Alas, in the real world, they have to bank on past success.
But it was not just Furiosa. Possibly the "coolest" (most effective, stylish and memorable) characters in the movie are a bunch of gun toting, motorcycle riding, old ladies, the Many Mothers. Leathery skinned, leather wearing and crack shots, these ladies set a counterpoint to the slaves that the first act of the movie is trying to "save". The rest of the characters are all foolhardy men running into bullets and front bumpers as they try and do what their groins (or their boss's groins) are telling them to do. They are driven (pun intended), the women are motivated.
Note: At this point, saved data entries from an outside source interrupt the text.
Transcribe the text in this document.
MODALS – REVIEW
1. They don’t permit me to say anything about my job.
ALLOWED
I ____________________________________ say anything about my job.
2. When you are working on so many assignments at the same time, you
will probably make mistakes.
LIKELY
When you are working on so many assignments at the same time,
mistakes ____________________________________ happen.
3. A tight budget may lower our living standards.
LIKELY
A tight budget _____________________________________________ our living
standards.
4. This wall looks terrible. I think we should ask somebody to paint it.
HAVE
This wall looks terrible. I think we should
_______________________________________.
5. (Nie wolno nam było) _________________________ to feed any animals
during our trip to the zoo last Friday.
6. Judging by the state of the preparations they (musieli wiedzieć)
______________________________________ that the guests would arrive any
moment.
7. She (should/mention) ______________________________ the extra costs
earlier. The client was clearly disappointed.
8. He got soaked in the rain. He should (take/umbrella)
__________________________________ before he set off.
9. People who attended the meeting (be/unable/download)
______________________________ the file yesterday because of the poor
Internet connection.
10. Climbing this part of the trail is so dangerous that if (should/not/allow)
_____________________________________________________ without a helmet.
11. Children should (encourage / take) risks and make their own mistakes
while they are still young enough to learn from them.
But even if you put that win aside, this is still an incredible movie.
The movie starts with Max standing beside his car monologuing. He is cracked, broken and running from the bad guys, as per usual. They easily take him down, shred his car and wrap him in chains and tattoos. Universal donor? This mountain fortress, an absolute marvel of visual presentation, runs on water and blood. Seriously, this whole world we are dropped into is excruciatingly beautiful looking, if po-ap props are beautiful to you. This is fantastical, gears and chains and steering wheels and fancy doodads decorating gear shifters. Costuming harkens back to the greatest era of po-ap, the late 80s, with white painted Warboys (I dare you to not sing Wild Boys by Duran Duran in your head), mud caked peasants (who apparently wear their homes on their backs) and leather bound muscle heads everywhere. Max is tossed into this world with one idea - escape. He just reacts, runs and reacts some more.
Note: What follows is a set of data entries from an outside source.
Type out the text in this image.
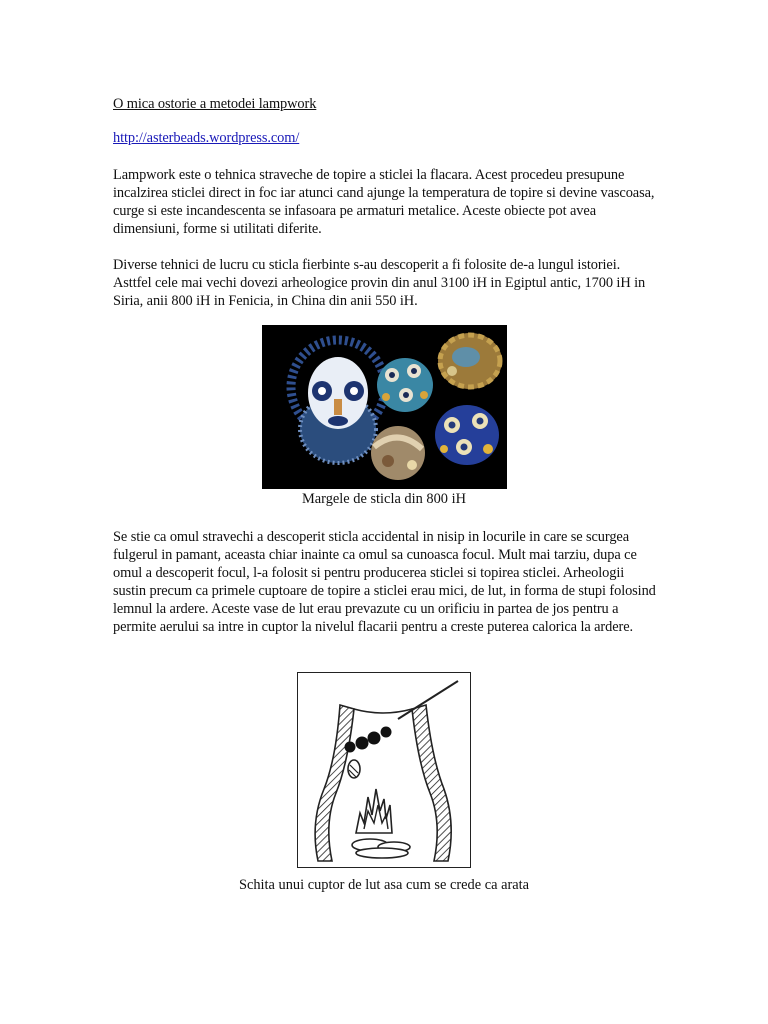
O mica ostorie a metodei lampwork
http://asterbeads.wordpress.com/
Lampwork este o tehnica straveche de topire a sticlei la flacara. Acest procedeu presupune incalzirea sticlei direct in foc iar atunci cand ajunge la temperatura de topire si devine vascoasa, curge si este incandescenta se infasoara pe armaturi metalice. Aceste obiecte pot avea dimensiuni, forme si utilitati diferite.
Diverse tehnici de lucru cu sticla fierbinte s-au descoperit a fi folosite de-a lungul istoriei. Asttfel cele mai vechi dovezi arheologice provin din anul 3100 iH in Egiptul antic, 1700 iH in Siria, anii 800 iH in Fenicia, in China din anii 550 iH.
Margele de sticla din 800 iH
Se stie ca omul stravechi a descoperit sticla accidental in nisip in locurile in care se scurgea fulgerul in pamant, aceasta chiar inainte ca omul sa cunoasca focul. Mult mai tarziu, dupa ce omul a descoperit focul, l-a folosit si pentru producerea sticlei si topirea sticlei. Arheologii sustin precum ca primele cuptoare de topire a sticlei erau mici, de lut, in forma de stupi folosind lemnul la ardere. Aceste vase de lut erau prevazute cu un orificiu in partea de jos pentru a permite aerului sa intre in cuptor la nivelul flacarii pentru a creste puterea calorica la ardere.
Schita unui cuptor de lut asa cum se crede ca arata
Max spends a good deal of the movie not-escaped, in restraints, unavoidably dragged into the plot of the movie. Imperator Furiosa, the general of Immortan Joe's army, has escaped with his wives. In a world of starving, mutating, inbred cretins, Joe's wives are supermodels, clad in white gauze and teeth laden chastity belts. Furiosa has taken them, finally breaking her own personal chains and is leading the girls to the Green Place. And that is it, one big chase scene. Furiosa coops Max into her quest by convincing him that it matters.
Now, you have seen the trailers, so the first thing I asked Kent (who saw it before I did), was whether the movie was as super saturated as the trailers. It could have been a marketing ploy. But no, even dulled down by non-3D, it was bright ochre, scorching white and brown tones everywhere. It was just gorgeous, wide pans of horizons devoid of anything but thundering vehicles. And all those practical effects! Big, nasty cars modded like Ed Roth hot rod pictures! A massive vehicle stacked high with speakers and a leatherboy strapped into a harness playing guitar! White painted warboys spraying their mouths with chrome paint, before jumping to their "heroic" deaths and everlasting glory in Valhalla! Take these actual, physical examples of the world and tie them to a fantastically depicted world, and it was just breath taking.
Good movie. #HappySigh
Shameful that so many of the movie's posters don't bring Theron to the forefront.